In section 4.21 of the document, MAS proposed to limit stablecoin issuers from lending or staking single-currency pegged stablecoins (SCS) and from lending or trading other cryptocurrencies.
“This is to ring fence and minimize risks to the SCS issuer in lieu of a comprehensive risk-based capital system. Such activities can still be done from other linked organizations, the consultation paper says.
The regulator also proposed a minimum base capital of $1 million or 50% of yearly operational expenses of the SCS issuer. The capital should be held at all times and comprise liquid assets, MAS said.
The agency urged interested parties to submit opinions on the proposals by Dec. 21, 2022.
As previously reported, the crypto winter of 2022 has been particularly detrimental for cryptocurrency lenders as several organizations proved unable to pay back their debts due to a large market decrease. Some Bitcoin analysts are sure that crypto lending can survive current bad market, but they must tackle concerns connected to short-term assets and liabilities.
Summary of today’s bitcoin and cryptocurrency news
To put it simply, over the past day, more than $1 billion has been liquidated, with Bitcoin accounting for about $550 million and Ethereum for about $476 million; the largest single liquidation order was a $3.05 million ETH-USDT swap on the OKX exchange. In terms of total volume, FTX had $862 million in liquidations, with nearly 77% of that coming from short positions.

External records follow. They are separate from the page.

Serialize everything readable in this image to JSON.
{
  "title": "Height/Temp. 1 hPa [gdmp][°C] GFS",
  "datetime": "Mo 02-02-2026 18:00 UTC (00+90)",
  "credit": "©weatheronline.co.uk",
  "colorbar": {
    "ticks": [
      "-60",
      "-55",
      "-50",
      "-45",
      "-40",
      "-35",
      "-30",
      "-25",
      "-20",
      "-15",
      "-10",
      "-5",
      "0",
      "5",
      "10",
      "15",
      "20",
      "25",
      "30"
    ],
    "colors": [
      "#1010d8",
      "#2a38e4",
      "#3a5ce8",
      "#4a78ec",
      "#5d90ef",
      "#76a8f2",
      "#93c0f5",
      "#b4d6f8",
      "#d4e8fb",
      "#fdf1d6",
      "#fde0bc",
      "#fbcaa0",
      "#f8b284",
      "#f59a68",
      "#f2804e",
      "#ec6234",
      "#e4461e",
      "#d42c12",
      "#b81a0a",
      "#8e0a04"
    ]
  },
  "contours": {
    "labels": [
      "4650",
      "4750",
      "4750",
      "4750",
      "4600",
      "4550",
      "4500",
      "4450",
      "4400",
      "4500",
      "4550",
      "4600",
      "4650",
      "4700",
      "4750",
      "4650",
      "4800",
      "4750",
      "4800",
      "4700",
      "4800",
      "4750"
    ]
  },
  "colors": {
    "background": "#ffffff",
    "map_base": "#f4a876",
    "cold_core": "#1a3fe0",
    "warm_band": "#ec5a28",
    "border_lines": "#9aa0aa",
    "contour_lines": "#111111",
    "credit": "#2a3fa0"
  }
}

In addition, to estimate how much JPMorgan has spent on blockchain is challenging, but the bank has said it invests $12 billion annually in technology. Yes, AI and ML are as much a part of blockchain as any other technology. Then why do so many powerful men hold such animosity? It’s tough to say for sure, but when someone’s words and deeds don’t match up, it’s usually best to go with your gut and judge them based on their behavior. It’s no secret that everyone covets the riches that can be made in the cryptocurrency market, even their enemies.

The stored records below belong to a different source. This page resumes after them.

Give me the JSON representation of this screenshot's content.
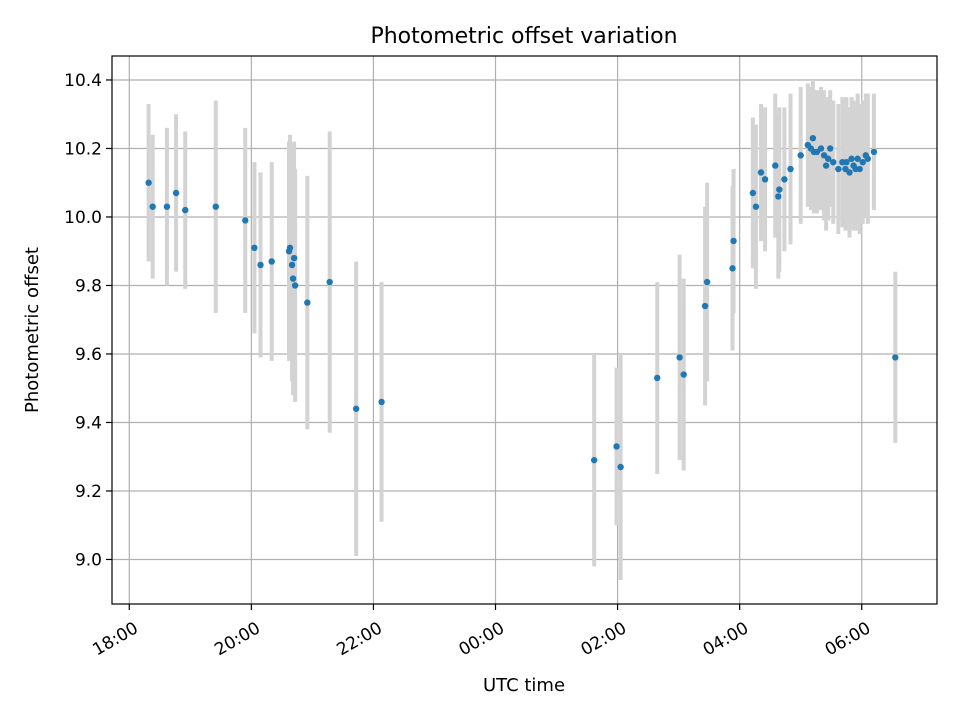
{
  "chart_data": {
    "type": "scatter",
    "title": "Photometric offset variation",
    "xlabel": "UTC time",
    "ylabel": "Photometric offset",
    "x_axis": {
      "kind": "time",
      "range": [
        "17:43",
        "07:14"
      ],
      "ticks": [
        {
          "t": "18:00",
          "label": "18:00"
        },
        {
          "t": "20:00",
          "label": "20:00"
        },
        {
          "t": "22:00",
          "label": "22:00"
        },
        {
          "t": "00:00",
          "label": "00:00"
        },
        {
          "t": "02:00",
          "label": "02:00"
        },
        {
          "t": "04:00",
          "label": "04:00"
        },
        {
          "t": "06:00",
          "label": "06:00"
        }
      ],
      "tick_rotation": 30
    },
    "y_axis": {
      "range": [
        8.87,
        10.47
      ],
      "ticks": [
        {
          "v": 9.0,
          "label": "9.0"
        },
        {
          "v": 9.2,
          "label": "9.2"
        },
        {
          "v": 9.4,
          "label": "9.4"
        },
        {
          "v": 9.6,
          "label": "9.6"
        },
        {
          "v": 9.8,
          "label": "9.8"
        },
        {
          "v": 10.0,
          "label": "10.0"
        },
        {
          "v": 10.2,
          "label": "10.2"
        },
        {
          "v": 10.4,
          "label": "10.4"
        }
      ]
    },
    "grid": true,
    "colors": {
      "points": "#1f77b4",
      "errorbars": "#d3d3d3"
    },
    "series": [
      {
        "points": [
          [
            "18:19",
            10.1,
            0.23
          ],
          [
            "18:23",
            10.03,
            0.21
          ],
          [
            "18:37",
            10.03,
            0.23
          ],
          [
            "18:46",
            10.07,
            0.23
          ],
          [
            "18:55",
            10.02,
            0.23
          ],
          [
            "19:25",
            10.03,
            0.31
          ],
          [
            "19:54",
            9.99,
            0.27
          ],
          [
            "20:03",
            9.91,
            0.25
          ],
          [
            "20:09",
            9.86,
            0.27
          ],
          [
            "20:20",
            9.87,
            0.29
          ],
          [
            "20:37",
            9.9,
            0.32
          ],
          [
            "20:38",
            9.91,
            0.33
          ],
          [
            "20:40",
            9.86,
            0.34
          ],
          [
            "20:41",
            9.82,
            0.34
          ],
          [
            "20:42",
            9.88,
            0.34
          ],
          [
            "20:43",
            9.8,
            0.34
          ],
          [
            "20:55",
            9.75,
            0.37
          ],
          [
            "21:17",
            9.81,
            0.44
          ],
          [
            "21:43",
            9.44,
            0.43
          ],
          [
            "22:08",
            9.46,
            0.35
          ],
          [
            "01:37",
            9.29,
            0.31
          ],
          [
            "01:59",
            9.33,
            0.23
          ],
          [
            "02:03",
            9.27,
            0.33
          ],
          [
            "02:39",
            9.53,
            0.28
          ],
          [
            "03:01",
            9.59,
            0.3
          ],
          [
            "03:05",
            9.54,
            0.28
          ],
          [
            "03:26",
            9.74,
            0.29
          ],
          [
            "03:28",
            9.81,
            0.29
          ],
          [
            "03:53",
            9.85,
            0.24
          ],
          [
            "03:54",
            9.93,
            0.21
          ],
          [
            "04:13",
            10.07,
            0.22
          ],
          [
            "04:16",
            10.03,
            0.24
          ],
          [
            "04:21",
            10.13,
            0.2
          ],
          [
            "04:25",
            10.11,
            0.21
          ],
          [
            "04:35",
            10.15,
            0.21
          ],
          [
            "04:38",
            10.06,
            0.24
          ],
          [
            "04:39",
            10.08,
            0.24
          ],
          [
            "04:44",
            10.11,
            0.21
          ],
          [
            "04:50",
            10.14,
            0.22
          ],
          [
            "05:00",
            10.18,
            0.2
          ],
          [
            "05:07",
            10.21,
            0.18
          ],
          [
            "05:10",
            10.2,
            0.18
          ],
          [
            "05:12",
            10.23,
            0.17
          ],
          [
            "05:13",
            10.19,
            0.18
          ],
          [
            "05:16",
            10.19,
            0.18
          ],
          [
            "05:20",
            10.2,
            0.18
          ],
          [
            "05:23",
            10.18,
            0.19
          ],
          [
            "05:25",
            10.15,
            0.19
          ],
          [
            "05:27",
            10.17,
            0.18
          ],
          [
            "05:29",
            10.2,
            0.17
          ],
          [
            "05:32",
            10.16,
            0.18
          ],
          [
            "05:37",
            10.14,
            0.19
          ],
          [
            "05:41",
            10.16,
            0.19
          ],
          [
            "05:44",
            10.14,
            0.18
          ],
          [
            "05:45",
            10.16,
            0.19
          ],
          [
            "05:48",
            10.13,
            0.19
          ],
          [
            "05:50",
            10.17,
            0.18
          ],
          [
            "05:52",
            10.15,
            0.19
          ],
          [
            "05:54",
            10.14,
            0.18
          ],
          [
            "05:56",
            10.17,
            0.19
          ],
          [
            "05:58",
            10.14,
            0.19
          ],
          [
            "06:01",
            10.16,
            0.18
          ],
          [
            "06:04",
            10.18,
            0.18
          ],
          [
            "06:06",
            10.17,
            0.19
          ],
          [
            "06:12",
            10.19,
            0.17
          ],
          [
            "06:33",
            9.59,
            0.25
          ]
        ]
      }
    ]
  }
}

Finally, any feedback on the proposals should be sent to the regulator by December 21, 2022, at the latest. Cryptocurrency lenders have taken a major hit during the crypto winter of 2022, as many companies in this industry have been rendered unable to meet their repayment obligations as a result of the sharp decline in cryptocurrency prices. It has been predicted by some Bitcoin experts that crypto lending will be able to weather the current bear market, but only if problems involving short-term assets and liabilities are resolved.